Выбрать главу

Летопись сообщает о майских событиях 1589 года следующее: «Царь… Федор Иванович по благословению Иерусалимского патриарха Еремея повелел патриарху Иову благословить по городам митрополитов и архиепископов. И по повелению царя Федора Ивановича поставлены были по городам митрополиты и архиепископы: в Новгороде первый митрополит Александр, в Казани первый митрополит Гермоген, в Ростове первый митрополит Варлаам, на Крутицах первый митрополит Геласий; а по иным городам архиепископы — на Вологде, в Суздале, на Рязани, в Смоленске, во Твери, епископы на Коломне, во Пскове»{58}. Русская церковь преобразилась! Назначение новых митрополитов и архиепископов, открытие новых епископий — события громадного значения, они попали на страницы многих летописей{59}.

Итак, возвышение святителя происходило стремительно. Это заставило историков заняться поисками тайного покровителя, который двигал Гермогена по ступеням церковной иерархии с немыслимой быстротой. Дескать, его «вела какая-то могучая рука»{60}.

Наиболее здраво высказался по этому поводу протоиерей Николай Агафонов, современный биограф святителя. Кто и почему содействовал возвышению Гермогена? «Разгадкалежит на поверхности, — считает отец Николай. — Этим человеком… был архиепископ Казанский Тихон. Именно он как правящий архиерей заметил дарования своего клирика и благословил его на иноческий постриг в 1587 году, а буквально через год еще новоначального монаха тот же архиепископ Тихон возводит в сан игумена, а затем и архимандрита Спасо-Преображенского монастыря. Всё это было исключительно во власти казанского архиерея и никого другого»{61}. В высшей степени логично! Кто бы ни был учителем или наставником Гермогена, а в настоятели Спасо-Преображенского монастыря определил его именно Тихон. И в Москву привез Тихон. И позволил занять Казанскую митрополичью кафедру фактически вместо себя тоже Тихон.

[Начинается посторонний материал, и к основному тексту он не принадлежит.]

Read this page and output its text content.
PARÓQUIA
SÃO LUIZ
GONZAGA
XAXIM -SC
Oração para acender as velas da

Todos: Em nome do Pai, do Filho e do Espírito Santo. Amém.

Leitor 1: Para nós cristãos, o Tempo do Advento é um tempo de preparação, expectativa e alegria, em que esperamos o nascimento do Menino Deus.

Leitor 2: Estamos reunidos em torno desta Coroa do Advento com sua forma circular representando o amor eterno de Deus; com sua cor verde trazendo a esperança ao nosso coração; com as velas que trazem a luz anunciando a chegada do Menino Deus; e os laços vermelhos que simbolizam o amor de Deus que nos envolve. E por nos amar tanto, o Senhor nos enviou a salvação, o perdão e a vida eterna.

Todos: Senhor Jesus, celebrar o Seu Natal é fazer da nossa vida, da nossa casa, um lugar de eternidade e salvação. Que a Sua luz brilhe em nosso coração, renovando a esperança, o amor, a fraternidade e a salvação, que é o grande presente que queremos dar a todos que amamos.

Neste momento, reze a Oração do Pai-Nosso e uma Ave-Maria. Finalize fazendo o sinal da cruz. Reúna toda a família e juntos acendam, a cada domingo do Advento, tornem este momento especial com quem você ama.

Кто, как не этот архиерей, — первая и главная кандидатура на роль неопределенного, но влиятельного покровителя Гермогена?

Вскоре после того, как Гермоген стал митрополитом Казанским, он совершил громкое дело.

В январе 1592 года святитель отправил патриарху Московскому Иову грамоту. Там с печалью говорилось о тяжком упущении Церкви на Казанской земле. Давным-давно, 40 лет назад, множество царских ратников легли в землю, выполняя волю государеву{62}. Россия приняла под свою руку Казань, но много ли вспоминают о православных бойцах, павших тогда в титанической борьбе? По сию пору, сетует Гермоген, не установлены «общая память» и «летние годины» православным русским воинам, пролившим кровь «на бранех» на Казанской земле.

Стоит уточнить: подобная традиция на Руси существовала. Например, в Димитриевскую субботу с XIV века поминались ратники, сложившие головы на поле Куликовом. Взятие Казани стоит в одном контексте с Куликовской битвой, да и масштаб событий вполне соотносим. Приравнивая убиенных под казанскими стенами к тем, кто погиб на Дону, Гермоген, по сути, требует для них большой, но заслуженной чести.

Далее он просит у Иова «учинить указ», в какой день «по тех православных благочестивых воеводах и воинах, пострадавших за Христа под Казанью и в пределах казанских в разные времена, в соборной церкви и по святым монастырем, тако ж соборне, пети по всем Божиим церквам во градах и селех Казанския митрополии, пети по них панихиды и обедни служити, чтобы… память сих летняя по вся годы была безпереводно».